Linux: how many disk I/O does it take to read a file? How to minimize it?

Solution 1:

This depends on the filesystem being used. Some filesystems are better at the large-directory problem than others are, and yes caching does impact usage.

Older versions of EXT3 had a very bad problem handling directories with thousands of files in them, which was fixed when dir_indexes were introduced. If a dir_index is not used, retrieving a file out of a directory with thousands of files can be quite expensive. Without knowing the details, I suspect that's what the NAS device in the article was using.

Modern filesystems (the latest ext3, ext4, xfs) handle the large-dir problem a lot better than in olden days. Some of the inodes can get large, but the b-trees in common usage for indexing the directories make for very speedy fopen times.

Solution 2:

I had assumed the filesystem directory metadata & inode would always be cached in RAM

Yes, but you did not learn to read properly. In the paragraph that you yourself quoted it says clearly:

Because of how the NAS appliances manage directory metadata, placing thousands of files in a directory was extremely inefficient as the directory’s blockmap was too large to be cached effectively by the appliance.

Appliances are low end harwdware. Too much metadata + too little RAM = NO WAY TO CACHE IT.

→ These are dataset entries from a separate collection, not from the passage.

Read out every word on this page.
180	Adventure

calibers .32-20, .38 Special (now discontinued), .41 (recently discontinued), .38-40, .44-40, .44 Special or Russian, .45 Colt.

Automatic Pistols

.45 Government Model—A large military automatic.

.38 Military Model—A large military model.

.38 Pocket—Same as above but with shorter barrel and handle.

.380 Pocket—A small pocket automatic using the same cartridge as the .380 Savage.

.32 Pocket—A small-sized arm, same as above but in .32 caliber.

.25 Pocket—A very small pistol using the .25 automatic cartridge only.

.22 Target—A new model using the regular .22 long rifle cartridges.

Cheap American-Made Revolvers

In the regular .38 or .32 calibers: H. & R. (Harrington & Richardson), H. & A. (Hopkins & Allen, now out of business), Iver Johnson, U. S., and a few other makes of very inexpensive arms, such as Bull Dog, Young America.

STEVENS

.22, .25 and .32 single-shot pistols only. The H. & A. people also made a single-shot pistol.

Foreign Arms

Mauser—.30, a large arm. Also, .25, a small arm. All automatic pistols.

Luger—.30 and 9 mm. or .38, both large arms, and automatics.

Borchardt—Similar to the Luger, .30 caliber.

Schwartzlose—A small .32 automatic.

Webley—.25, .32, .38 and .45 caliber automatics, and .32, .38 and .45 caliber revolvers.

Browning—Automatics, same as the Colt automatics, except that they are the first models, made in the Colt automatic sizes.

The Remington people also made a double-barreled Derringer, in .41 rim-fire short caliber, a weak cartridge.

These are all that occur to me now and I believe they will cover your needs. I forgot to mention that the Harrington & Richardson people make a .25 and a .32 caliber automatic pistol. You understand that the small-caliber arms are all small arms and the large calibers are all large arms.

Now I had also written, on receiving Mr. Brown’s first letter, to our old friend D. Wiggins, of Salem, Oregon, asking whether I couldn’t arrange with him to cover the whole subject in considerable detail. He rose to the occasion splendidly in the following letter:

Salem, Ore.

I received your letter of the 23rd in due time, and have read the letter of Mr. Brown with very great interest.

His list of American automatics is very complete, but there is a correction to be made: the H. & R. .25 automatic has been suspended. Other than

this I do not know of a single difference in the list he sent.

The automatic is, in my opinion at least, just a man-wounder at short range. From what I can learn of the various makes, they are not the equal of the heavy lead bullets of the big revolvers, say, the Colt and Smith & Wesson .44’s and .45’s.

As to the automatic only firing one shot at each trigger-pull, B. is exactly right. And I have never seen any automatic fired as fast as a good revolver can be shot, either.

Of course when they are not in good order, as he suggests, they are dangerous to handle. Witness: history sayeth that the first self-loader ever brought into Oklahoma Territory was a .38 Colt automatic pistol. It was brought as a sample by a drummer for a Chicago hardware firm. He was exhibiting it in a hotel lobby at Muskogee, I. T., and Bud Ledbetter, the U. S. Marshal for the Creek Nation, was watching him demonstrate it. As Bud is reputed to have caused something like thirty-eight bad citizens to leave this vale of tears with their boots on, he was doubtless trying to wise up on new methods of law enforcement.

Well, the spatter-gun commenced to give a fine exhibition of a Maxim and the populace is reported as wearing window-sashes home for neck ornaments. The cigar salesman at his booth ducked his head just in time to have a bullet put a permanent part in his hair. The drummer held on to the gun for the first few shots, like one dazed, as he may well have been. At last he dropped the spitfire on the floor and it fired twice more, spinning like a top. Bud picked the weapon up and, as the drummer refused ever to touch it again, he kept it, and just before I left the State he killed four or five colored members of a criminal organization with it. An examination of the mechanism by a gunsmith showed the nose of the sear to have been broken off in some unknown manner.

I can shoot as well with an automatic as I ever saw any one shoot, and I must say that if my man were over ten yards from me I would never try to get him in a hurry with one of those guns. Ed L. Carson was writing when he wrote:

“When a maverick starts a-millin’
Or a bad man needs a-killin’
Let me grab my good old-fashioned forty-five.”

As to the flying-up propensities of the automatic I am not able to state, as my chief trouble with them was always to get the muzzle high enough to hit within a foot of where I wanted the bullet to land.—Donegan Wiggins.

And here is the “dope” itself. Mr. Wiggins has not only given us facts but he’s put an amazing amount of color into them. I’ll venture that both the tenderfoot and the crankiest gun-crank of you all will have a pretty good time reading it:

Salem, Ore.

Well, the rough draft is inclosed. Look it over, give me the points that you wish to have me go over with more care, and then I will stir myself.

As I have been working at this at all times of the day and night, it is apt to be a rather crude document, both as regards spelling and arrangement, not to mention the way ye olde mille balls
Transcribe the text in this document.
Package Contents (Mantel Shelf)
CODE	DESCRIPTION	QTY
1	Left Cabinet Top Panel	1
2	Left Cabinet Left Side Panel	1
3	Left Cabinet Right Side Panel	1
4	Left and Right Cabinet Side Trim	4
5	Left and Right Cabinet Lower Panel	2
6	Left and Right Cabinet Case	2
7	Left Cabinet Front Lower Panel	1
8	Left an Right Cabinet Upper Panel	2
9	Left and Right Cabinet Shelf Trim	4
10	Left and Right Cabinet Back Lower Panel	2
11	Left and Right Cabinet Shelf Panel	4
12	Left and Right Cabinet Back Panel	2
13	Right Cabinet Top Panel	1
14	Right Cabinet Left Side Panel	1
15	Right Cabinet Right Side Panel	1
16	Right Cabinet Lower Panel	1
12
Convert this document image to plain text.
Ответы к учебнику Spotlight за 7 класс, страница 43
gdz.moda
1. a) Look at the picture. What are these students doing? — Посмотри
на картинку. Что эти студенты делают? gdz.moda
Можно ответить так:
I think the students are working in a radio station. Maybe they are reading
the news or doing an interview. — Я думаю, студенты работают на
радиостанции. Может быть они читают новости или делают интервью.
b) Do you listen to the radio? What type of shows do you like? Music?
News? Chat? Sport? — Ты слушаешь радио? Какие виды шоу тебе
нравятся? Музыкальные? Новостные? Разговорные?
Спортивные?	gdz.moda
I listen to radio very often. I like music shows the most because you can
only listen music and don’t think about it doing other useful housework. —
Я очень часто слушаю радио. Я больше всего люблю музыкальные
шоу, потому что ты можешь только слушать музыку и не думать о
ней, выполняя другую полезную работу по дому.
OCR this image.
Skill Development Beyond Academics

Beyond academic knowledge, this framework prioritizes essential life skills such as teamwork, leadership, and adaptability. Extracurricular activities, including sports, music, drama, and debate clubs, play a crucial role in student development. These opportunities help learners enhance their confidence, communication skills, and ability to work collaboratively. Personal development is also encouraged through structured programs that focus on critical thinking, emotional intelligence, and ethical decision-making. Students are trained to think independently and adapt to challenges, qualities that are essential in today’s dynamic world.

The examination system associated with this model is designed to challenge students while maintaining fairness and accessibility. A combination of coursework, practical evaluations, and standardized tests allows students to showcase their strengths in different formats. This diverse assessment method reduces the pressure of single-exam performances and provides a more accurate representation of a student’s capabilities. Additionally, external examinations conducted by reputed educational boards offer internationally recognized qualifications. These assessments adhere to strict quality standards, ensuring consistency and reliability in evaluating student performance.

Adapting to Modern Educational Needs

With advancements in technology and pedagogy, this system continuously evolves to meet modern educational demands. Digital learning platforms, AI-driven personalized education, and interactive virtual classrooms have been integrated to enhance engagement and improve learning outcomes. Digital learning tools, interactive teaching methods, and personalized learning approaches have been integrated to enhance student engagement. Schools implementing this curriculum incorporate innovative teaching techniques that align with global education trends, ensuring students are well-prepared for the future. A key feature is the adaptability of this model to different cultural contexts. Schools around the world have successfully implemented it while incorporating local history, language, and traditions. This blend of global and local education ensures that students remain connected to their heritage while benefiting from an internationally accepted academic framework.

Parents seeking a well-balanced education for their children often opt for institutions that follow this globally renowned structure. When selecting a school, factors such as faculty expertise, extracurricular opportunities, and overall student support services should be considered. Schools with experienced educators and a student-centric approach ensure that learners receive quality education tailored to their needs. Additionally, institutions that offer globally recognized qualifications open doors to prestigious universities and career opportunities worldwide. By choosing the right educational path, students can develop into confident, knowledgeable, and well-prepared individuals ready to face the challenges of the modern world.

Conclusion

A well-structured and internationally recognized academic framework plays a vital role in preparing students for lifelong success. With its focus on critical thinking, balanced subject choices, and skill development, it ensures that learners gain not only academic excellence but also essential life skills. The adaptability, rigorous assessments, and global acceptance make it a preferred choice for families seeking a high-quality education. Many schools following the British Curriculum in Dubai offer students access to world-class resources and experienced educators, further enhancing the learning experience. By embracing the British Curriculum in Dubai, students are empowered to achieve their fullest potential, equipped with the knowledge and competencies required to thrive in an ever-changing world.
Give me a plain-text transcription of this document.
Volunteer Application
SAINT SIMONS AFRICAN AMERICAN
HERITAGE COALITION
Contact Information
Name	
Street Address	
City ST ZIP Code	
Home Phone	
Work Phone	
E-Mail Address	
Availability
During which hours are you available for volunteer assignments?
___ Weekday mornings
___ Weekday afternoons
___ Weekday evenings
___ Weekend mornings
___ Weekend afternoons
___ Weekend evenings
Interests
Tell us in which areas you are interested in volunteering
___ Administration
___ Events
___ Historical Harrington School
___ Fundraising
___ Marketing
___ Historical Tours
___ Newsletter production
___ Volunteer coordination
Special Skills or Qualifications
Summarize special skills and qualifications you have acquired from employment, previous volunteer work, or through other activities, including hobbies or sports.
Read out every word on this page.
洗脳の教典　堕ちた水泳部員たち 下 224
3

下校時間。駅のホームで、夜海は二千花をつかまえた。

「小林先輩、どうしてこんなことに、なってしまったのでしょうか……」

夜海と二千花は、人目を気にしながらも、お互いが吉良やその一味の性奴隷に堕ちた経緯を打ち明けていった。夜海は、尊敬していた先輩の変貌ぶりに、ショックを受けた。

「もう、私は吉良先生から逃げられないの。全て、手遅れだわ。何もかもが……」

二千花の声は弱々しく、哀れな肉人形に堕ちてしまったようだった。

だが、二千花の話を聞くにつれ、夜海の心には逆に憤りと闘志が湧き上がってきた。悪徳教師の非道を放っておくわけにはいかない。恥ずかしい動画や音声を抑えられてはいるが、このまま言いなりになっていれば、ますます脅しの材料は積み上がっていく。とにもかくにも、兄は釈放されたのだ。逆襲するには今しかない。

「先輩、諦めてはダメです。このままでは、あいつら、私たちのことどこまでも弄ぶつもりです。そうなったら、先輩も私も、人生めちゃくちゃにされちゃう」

If you run a large file server, get one, not a low end appliance.

Solution 3:

If you can live without updated access times on files and directories, you can save a lot of I/O requests if you mount a filesystem with the 'noatime' option.

Solution 4:

This is done by default in Linux. If you have a good amount of RAM, you will get good caching.

Solution 5:

It's about careful measurement. If you're main purpose is serving images, then I'd think your network traffic would be dominated by them. Further, if you're doing no caching the disk rates should approximate the network rates. Finally, if you're doing perfect caching the network rates would stay the same and the disk rates go to 0.

In other words, measure it all! I use collectl exclusively for this as do many of the users of some of the largest clusters in the world.

Just download/install it and start it up. It will log a ton of stuff which you can playback or even plot. Then look at the numbers and figure out how efficiently your caching is working.